Through sequencing detection, the gene mutation rice T0 plant obtained in the embodiment can generate 1 base deletion mutation shown as B in figure 1 at the second exon target position of the OsORM1 gene, and generate 1 base insertion mutation shown as B in figure 1 at the second exon target position of the OsORM2 gene, and is named as a gene mutation rice strain orm1 orm 2.

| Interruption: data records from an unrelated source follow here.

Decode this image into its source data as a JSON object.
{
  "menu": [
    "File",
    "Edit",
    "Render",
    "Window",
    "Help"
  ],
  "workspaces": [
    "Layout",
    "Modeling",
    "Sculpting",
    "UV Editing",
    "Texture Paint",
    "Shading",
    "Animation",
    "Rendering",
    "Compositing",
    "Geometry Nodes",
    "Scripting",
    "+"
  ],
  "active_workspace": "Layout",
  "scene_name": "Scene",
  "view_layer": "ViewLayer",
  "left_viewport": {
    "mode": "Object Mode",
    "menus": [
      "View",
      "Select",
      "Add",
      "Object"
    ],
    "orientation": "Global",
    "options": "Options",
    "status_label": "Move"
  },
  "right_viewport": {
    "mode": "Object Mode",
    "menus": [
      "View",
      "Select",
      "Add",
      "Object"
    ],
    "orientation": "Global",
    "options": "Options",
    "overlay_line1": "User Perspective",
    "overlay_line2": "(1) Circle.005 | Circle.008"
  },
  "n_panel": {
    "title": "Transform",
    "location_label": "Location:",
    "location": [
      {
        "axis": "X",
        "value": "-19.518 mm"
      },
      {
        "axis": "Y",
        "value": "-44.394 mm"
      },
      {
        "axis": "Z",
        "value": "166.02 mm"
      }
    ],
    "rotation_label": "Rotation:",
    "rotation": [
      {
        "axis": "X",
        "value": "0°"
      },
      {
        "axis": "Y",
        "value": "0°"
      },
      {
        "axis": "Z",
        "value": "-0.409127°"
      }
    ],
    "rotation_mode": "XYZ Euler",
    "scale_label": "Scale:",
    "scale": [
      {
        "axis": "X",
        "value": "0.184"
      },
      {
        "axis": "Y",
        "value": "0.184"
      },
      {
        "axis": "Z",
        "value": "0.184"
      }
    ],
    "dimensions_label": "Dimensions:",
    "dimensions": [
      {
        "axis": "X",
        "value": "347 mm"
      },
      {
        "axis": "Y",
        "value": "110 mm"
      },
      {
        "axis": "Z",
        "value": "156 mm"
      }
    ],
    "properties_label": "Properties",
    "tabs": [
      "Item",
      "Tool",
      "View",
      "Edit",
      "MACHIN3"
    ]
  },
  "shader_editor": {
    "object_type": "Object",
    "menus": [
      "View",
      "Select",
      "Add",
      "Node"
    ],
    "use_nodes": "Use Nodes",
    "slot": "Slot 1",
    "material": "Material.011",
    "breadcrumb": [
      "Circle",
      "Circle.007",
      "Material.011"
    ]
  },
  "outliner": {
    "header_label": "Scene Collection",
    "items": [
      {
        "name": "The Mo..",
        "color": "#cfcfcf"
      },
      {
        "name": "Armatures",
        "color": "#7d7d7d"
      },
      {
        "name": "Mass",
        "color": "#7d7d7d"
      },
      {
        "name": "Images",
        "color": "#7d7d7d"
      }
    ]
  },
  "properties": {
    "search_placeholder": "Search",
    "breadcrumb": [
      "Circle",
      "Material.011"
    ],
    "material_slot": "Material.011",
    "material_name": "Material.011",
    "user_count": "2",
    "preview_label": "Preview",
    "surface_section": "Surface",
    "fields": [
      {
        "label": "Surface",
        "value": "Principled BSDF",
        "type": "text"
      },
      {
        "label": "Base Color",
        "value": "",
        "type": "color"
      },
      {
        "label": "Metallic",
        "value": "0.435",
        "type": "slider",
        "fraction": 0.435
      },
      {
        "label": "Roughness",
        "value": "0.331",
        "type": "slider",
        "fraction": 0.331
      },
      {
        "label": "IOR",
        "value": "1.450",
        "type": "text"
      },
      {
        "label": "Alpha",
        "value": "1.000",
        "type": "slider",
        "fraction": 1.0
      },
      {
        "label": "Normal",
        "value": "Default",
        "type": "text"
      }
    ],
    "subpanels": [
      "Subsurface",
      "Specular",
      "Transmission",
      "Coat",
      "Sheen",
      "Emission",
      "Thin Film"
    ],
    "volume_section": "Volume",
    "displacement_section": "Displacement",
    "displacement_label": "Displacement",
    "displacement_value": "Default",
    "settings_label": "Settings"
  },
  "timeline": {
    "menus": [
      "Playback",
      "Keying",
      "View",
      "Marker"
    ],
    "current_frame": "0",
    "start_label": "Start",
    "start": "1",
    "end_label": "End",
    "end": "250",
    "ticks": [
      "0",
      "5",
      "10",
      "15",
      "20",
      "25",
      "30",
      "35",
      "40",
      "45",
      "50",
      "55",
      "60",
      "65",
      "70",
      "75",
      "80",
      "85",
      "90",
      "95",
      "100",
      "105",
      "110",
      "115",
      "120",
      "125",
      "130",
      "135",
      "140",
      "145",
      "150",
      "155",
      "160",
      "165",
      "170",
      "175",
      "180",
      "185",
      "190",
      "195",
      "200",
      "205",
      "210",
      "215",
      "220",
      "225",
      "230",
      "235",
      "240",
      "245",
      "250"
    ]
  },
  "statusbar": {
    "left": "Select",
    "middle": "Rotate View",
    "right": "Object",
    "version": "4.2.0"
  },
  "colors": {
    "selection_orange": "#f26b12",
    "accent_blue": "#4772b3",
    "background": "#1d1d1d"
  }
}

Example 2 resistance of Gene-mutated Rice orm1 orm2 line to high concentrations of cadmium
This example investigated the resistance of the genetically mutated rice orm1 orm2 strain to high concentrations of cadmium.
After disinfecting and germinating the surfaces of wild type ZH11 seeds and gene mutation rice orm1 orm2 seeds, culturing the seedlings to two weeks old by using a rice nutrient solution, adding 300 mu M cadmium chloride into the hydroponic solution, continuously performing hydroponic culture for 5 days, pouring two leaves, three leaves and four leaves of the rice into the water culture solution, and observing the phenotype, wherein the results are shown in figure 2.

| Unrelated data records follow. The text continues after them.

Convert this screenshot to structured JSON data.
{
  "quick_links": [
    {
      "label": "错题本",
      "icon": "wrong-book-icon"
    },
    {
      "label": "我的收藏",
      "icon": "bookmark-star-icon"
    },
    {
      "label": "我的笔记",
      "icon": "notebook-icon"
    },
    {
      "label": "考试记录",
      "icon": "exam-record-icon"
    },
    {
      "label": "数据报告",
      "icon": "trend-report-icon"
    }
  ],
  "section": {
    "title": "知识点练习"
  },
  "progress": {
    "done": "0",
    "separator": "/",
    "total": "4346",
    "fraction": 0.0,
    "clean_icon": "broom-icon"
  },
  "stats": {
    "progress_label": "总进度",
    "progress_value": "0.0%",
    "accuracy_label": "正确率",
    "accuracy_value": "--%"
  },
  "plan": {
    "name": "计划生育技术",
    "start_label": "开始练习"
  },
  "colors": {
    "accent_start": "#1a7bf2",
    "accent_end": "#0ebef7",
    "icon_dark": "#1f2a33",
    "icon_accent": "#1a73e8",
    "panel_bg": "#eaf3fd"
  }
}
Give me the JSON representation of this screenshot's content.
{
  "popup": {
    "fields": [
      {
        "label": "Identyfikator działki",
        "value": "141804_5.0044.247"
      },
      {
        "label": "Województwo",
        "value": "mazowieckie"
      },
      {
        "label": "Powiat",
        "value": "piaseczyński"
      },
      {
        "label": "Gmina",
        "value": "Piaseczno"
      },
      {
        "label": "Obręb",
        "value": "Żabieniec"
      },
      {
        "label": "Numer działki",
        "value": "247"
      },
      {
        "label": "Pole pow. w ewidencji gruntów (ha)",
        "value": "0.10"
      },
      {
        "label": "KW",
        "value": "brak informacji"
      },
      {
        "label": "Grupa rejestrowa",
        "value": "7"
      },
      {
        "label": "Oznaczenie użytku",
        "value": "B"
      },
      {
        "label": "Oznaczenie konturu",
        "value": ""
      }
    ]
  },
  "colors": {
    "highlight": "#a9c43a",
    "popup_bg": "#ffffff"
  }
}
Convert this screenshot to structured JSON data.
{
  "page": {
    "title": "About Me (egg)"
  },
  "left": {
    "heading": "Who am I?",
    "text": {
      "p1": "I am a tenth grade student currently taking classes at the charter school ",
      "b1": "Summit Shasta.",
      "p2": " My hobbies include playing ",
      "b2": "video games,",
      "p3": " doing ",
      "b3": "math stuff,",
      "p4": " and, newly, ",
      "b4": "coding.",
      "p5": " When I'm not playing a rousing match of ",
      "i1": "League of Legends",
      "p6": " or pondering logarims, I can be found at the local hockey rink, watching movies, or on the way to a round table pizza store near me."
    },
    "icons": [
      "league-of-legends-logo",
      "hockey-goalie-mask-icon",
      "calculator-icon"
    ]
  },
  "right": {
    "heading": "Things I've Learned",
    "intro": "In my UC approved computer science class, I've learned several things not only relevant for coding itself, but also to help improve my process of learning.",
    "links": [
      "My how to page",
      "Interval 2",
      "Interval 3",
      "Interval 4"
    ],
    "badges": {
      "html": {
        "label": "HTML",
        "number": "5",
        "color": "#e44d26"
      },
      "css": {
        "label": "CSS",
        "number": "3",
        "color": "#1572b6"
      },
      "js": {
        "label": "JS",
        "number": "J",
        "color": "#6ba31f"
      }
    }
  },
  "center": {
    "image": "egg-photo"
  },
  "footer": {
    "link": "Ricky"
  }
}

As can be seen from FIG. 2, compared with wild type ZH11 rice seedlings, the gene mutant rice orm1 orm2 strain has low curling and yellowing degree of leaves and shows stronger resistance to high-concentration cadmium stress.
Example 3 transport of cadmium by Gene-mutated Rice line orm1 orm2
This example investigated the transport ability of the gene-mutated rice orm1 orm2 strain for cadmium.

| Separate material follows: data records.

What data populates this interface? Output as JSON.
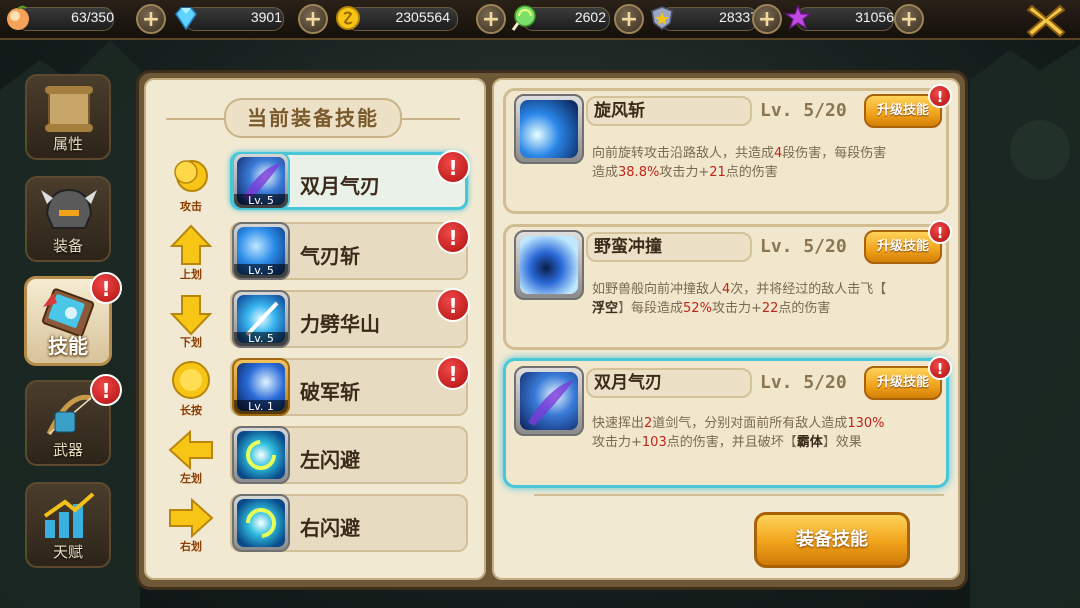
{
  "resources": [
    {
      "name": "stamina",
      "icon": "peach-icon",
      "value": "63/350"
    },
    {
      "name": "diamond",
      "icon": "diamond-icon",
      "value": "3901"
    },
    {
      "name": "gold",
      "icon": "gold-coin-icon",
      "value": "2305564"
    },
    {
      "name": "candy",
      "icon": "lollipop-icon",
      "value": "2602"
    },
    {
      "name": "honor",
      "icon": "shield-icon",
      "value": "28337"
    },
    {
      "name": "star",
      "icon": "purple-star-icon",
      "value": "31056"
    }
  ],
  "side_tabs": [
    {
      "label": "属性",
      "icon": "scroll-icon"
    },
    {
      "label": "装备",
      "icon": "helmet-icon"
    },
    {
      "label": "技能",
      "icon": "skill-book-icon",
      "active": true,
      "badge": "!"
    },
    {
      "label": "武器",
      "icon": "weapon-icon",
      "badge": "!"
    },
    {
      "label": "天赋",
      "icon": "talent-chart-icon"
    }
  ],
  "equipped": {
    "title": "当前装备技能",
    "rows": [
      {
        "gesture": "攻击",
        "name": "双月气刃",
        "level": "Lv. 5",
        "badge": "!",
        "selected": true
      },
      {
        "gesture": "上划",
        "name": "气刃斩",
        "level": "Lv. 5",
        "badge": "!"
      },
      {
        "gesture": "下划",
        "name": "力劈华山",
        "level": "Lv. 5",
        "badge": "!"
      },
      {
        "gesture": "长按",
        "name": "破军斩",
        "level": "Lv. 1",
        "badge": "!"
      },
      {
        "gesture": "左划",
        "name": "左闪避",
        "level": ""
      },
      {
        "gesture": "右划",
        "name": "右闪避",
        "level": ""
      }
    ]
  },
  "skills": [
    {
      "name": "旋风斩",
      "level": "Lv.  5/20",
      "button": "升级技能",
      "badge": "!",
      "desc": [
        [
          {
            "t": "向前旋转攻击沿路敌人，共造成"
          },
          {
            "t": "4",
            "c": "hl"
          },
          {
            "t": "段伤害，每段伤害"
          }
        ],
        [
          {
            "t": "造成"
          },
          {
            "t": "38.8%",
            "c": "hl"
          },
          {
            "t": "攻击力+"
          },
          {
            "t": "21",
            "c": "hl"
          },
          {
            "t": "点的伤害"
          }
        ]
      ]
    },
    {
      "name": "野蛮冲撞",
      "level": "Lv.  5/20",
      "button": "升级技能",
      "badge": "!",
      "desc": [
        [
          {
            "t": "如野兽般向前冲撞敌人"
          },
          {
            "t": "4",
            "c": "hl"
          },
          {
            "t": "次，并将经过的敌人击飞【"
          }
        ],
        [
          {
            "t": "浮空",
            "c": "bk"
          },
          {
            "t": "】每段造成"
          },
          {
            "t": "52%",
            "c": "hl"
          },
          {
            "t": "攻击力+"
          },
          {
            "t": "22",
            "c": "hl"
          },
          {
            "t": "点的伤害"
          }
        ]
      ]
    },
    {
      "name": "双月气刃",
      "level": "Lv.  5/20",
      "button": "升级技能",
      "badge": "!",
      "selected": true,
      "desc": [
        [
          {
            "t": "快速挥出"
          },
          {
            "t": "2",
            "c": "hl"
          },
          {
            "t": "道剑气，分别对面前所有敌人造成"
          },
          {
            "t": "130%",
            "c": "hl"
          }
        ],
        [
          {
            "t": "攻击力+"
          },
          {
            "t": "103",
            "c": "hl"
          },
          {
            "t": "点的伤害，并且破坏【"
          },
          {
            "t": "霸体",
            "c": "bk"
          },
          {
            "t": "】效果"
          }
        ]
      ]
    }
  ],
  "equip_button": "装备技能",
  "colors": {
    "accent": "#49c6d8",
    "highlight": "#c2251a",
    "button": "#f0a21a",
    "badge": "#d81e1e"
  }
}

Disinfecting and germinating the surfaces of wild ZH11 seeds and gene mutation rice orm1 orm2 seeds, culturing the seedlings to two weeks old by using a rice nutrient solution, and evaluating the cadmium transport capacity of the wild ZH11 seedlings and the gene mutation rice orm1 orm2 seedlings by using a non-damage micro-detection system. The method comprises the following specific steps of measuring the cadmium ion flow rate by a non-damage micrometering system:
1. the reagent bottle containing the cadmium ion LIX is quickly dipped with the LIX carrier to fill the tip of the reagent bottle.
2. A glass flow rate sensor was taken and electrolyte was injected from the back end using an electrolyte fill syringe to create a10 mm liquid column.
3. The flow rate sensor tip is opposed to the LIX carrier tip on the same horizontal plane. And (3) enabling the LIX to enter the ion selective flow velocity sensor due to the capillary action, and adjusting the length of the LIX to 6-10 mm by pushing and pulling a pressure adjusting device of the flow velocity sensor to obtain the manufactured cadmium ion flow velocity sensor.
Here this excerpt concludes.